Students gain insight through interaction with author

Back to All Stories

“It’s one thing to read [a book] and then it’s another thing to get a personal account of what it’s like writing it and what the actual experiences were like,” said Annie Norcia ’08, a creative writing student who attended both a luncheon and a reading given by author Gregory Bottoms on Thursday.

The English and art and art history departments invited Bottoms to campus to read from his work, speak about his latest piece, The Colorful Apocalypse: Journeys in Outsider Art, and discuss writing over lunch with the students in Professor Jennifer Brice’s nonfiction prose courses.



Brice, who was responsible for bringing Bottoms to campus, had both of her nonfiction writing classes read Bottoms’s memoir, Angelhead: My Brother’s Descent into Madness, prior to his visit.

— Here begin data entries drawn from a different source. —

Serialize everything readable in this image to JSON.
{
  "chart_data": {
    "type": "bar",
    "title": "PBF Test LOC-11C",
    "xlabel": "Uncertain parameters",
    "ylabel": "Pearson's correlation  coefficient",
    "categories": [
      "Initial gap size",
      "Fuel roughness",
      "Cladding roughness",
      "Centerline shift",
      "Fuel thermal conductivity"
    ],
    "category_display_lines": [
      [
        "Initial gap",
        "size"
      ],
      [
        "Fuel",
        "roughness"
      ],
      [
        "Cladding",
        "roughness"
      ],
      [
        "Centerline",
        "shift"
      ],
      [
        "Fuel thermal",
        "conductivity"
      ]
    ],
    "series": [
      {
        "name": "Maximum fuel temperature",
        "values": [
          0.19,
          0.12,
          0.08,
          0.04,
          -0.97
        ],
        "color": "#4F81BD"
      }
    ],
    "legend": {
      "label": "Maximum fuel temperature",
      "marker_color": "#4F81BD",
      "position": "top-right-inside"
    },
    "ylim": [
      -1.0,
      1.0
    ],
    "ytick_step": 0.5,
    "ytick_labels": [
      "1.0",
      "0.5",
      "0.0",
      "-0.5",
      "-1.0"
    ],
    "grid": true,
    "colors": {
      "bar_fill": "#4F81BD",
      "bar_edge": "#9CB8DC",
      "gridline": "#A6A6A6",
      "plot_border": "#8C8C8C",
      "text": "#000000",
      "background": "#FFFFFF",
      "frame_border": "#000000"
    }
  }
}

In this work, Bottoms begins with his older sibling’s first psychotic break — in which he, under the influence of LSD, sees God in his bedroom window — and follows with his brother’s violent spiral downward into schizophrenia.

Brice described the benefits of having students interact with the author of such a personal piece: “I think that students often don’t imagine that there’s a real person behind the text — a real person thinking about what choices to make and how to make a book. So when they see the real person talking to them over lunch or at a reading, this light bulb goes off… Oh, this is a human being, a fallible human being who wrote a book.”

Norcia agreed with Brice, saying, “He’s not someone who makes you feel ostracized by his intelligence or the things that he’s been through… It’s remarkable the way he’s able to articulate the feelings that he’s had and the way he’s channeled the experience he’s had.”

Bottoms, a professor at the University of Vermont, enjoyed the luncheon with the students.

“They asked really interesting questions… I certainly enjoy just talking about writing. It’s a great pleasure, and you have a captive audience with students.”

Bottoms has a new memoir, Twelve, due out next year.